Closed WietseWind closed 2 years ago
Just my 2 cents:
and referring to points 3 and 4; the problem is with inexperienced users (hopefully, as we cannot address anything if the user is experienced and still gives the SN or other crucial information to third parties).
But what if we were to re-onboard a client when an account is opened on a new device. Or we do a light version of the onboarding, enough so that we can assess whether we are dealing with the same person. If it is not the same person, or there is too much doubt, we will trigger a full re-identification.
If we ask users to identify, it will be costly (no income when there is no PRO account), and we kind of step away from non-custodial/anonymity. This also means we might get into a discussion with regulators because we have information on the users. We have identified who they are, which means we might need to comply with sanction laws and even identification laws as we enter a slippery slope for our discussion with the regulators.
@Alexbewier Your point 1: You basically mean: adding the big fat red warning everywhere where we talk about Secret Numbers that "allowing others to see/copy/obtain them equals handing out your bank card + PIN code + signature"?
Re: re-onboarding: that's what I'm aiming at indeed, or at least: proposing. Good point at compliance requirements once we know (even though we don't provide custodial / regulated services). We could have an obligation just by knowing... Good point.
There is an approach that could make sense but it's a big change when it comes to the audience we service.
* [@richardah](): Tangem card or Tangem-alike card :wink:
The thing here is not that I want to prevent spending time on support, I really want to make this a thing of the past. It's the only way we're going to help improve the crypto space & crypto/XUMM user experience.
It could cost us new users, but what it we get 25% of the users, but 90% more satisfaction/security and 90% less users losing their savings?
One thing to consider though is the price and income difference. We want to "provide cheap, fast, open, boundary- and borderless payments for all", and by adding an almost mandatory fee (purchase of card, even if for the absolute minimum amount the shipping is still significant) we'd push some of the potential audience out, which isn't "open" and "boundary-/borderless".
Condensing my suggestion from MM chat:
Freezing for now, we'll take the route of education for now, and can revisit at any point when we feel confident enough about key custody / co signing / hardware / KYC use.
Idea. Brainstorm phase.
We're getting the occasional support tickets form users with their secret compromised. The most common reasons for users to have their key(s) compromised are:
I just engaged with two users who had other devices/clients than their own account interact with their account (tickets 28836, 29324). Two different users, different accounts, different symptoms, different destination exchange where funds were sent, but there's one common divisor: it wasn't their own XUMM install that sent funds out. Someone got their hands on their secret.
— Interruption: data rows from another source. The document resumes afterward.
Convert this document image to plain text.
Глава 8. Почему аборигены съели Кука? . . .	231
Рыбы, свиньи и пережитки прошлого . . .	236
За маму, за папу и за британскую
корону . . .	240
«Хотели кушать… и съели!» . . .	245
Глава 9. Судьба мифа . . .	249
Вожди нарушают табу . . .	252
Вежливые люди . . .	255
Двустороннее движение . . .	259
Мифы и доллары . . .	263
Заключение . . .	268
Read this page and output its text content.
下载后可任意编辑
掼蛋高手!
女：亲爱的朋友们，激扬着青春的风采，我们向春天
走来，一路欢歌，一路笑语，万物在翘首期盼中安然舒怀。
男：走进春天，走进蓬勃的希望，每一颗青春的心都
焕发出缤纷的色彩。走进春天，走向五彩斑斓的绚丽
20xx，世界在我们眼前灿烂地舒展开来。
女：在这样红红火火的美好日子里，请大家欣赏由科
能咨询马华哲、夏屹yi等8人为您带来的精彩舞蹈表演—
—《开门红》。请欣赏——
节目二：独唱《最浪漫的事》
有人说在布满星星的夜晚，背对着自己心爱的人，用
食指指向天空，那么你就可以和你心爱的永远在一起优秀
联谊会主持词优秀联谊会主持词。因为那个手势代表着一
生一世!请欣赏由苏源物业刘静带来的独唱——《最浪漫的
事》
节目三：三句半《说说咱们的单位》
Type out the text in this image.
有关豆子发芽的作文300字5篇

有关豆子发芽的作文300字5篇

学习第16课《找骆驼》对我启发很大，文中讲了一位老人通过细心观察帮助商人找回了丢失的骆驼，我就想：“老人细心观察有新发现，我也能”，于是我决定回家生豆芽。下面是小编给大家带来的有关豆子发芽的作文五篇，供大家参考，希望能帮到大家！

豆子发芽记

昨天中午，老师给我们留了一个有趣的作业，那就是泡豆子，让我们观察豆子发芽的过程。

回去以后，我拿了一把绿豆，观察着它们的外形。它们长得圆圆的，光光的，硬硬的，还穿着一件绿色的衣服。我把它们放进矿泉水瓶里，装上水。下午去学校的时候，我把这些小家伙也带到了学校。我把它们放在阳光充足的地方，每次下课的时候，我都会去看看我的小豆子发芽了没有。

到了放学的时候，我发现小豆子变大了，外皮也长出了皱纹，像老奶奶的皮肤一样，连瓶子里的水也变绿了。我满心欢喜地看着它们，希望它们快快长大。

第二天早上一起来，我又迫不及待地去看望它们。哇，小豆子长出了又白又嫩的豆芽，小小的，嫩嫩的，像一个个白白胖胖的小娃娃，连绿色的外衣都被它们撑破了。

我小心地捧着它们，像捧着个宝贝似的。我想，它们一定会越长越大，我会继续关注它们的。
Based on the amount of fake XUMM Support forms I see on Twitter, based on the amount of airdrop scam websites asking for secrets, etc. combined with 600k app installs, 300k monthly active users, even the smallest percentage of users falling for these scams already result in a couple of these support tickets per month (week? @NetScr1be?)
Once scammers obtain the secret of a XUMM user, they import the secret in another client / on another device. The other clients are easy to spot, as they usually use different fees (fee levels XUMM doesn't support). If Secret Numbers, the scammers import into XUMM in which case they usually sign in at e.g. XRP Toolkit / Sologenic DEX / ... to put up DEX offers to sell all tokens and cash out XRP (with a normal Send flow, so we can't see that in our sign request database).
However, the fact that the account secrets are being imported in another client / on another device offer an opportunity.
What we could offer (opt in) to users, is to enable a XUMM "device lock" on their account. In which case we:
Now if the user gets a new device, they KYC again, and if they are the same person, we map their new device as authorised for our co-sign service.
Things to check:
An argument to prevent the semi custody argument / the "what if XRPL Labs/XUMM closes shop" would be to only offer this in combination with a Tangem card, where the quorum is 2/3: this way the user can sign with keypair + card, or keypair + us.
Edit: Alternatively a 2/3 setup could be achieved with a XUMM Device keypair + XUMM user keypair + XRPL Labs Co Signer keypair.
This has some overlap with things discussed before (@N3TC4T, @RichardAH) regarding XUMM key custody + account recovery for Pro users, where we don't have access to an account but we can help users recover. That's a Pro only feature for sure, but it's worth thinking about a light(er) version where we improve user security. If economically possible, usability OK, legally OK, etc. As getting this right for the masses is important if we want to protect the average user in the future.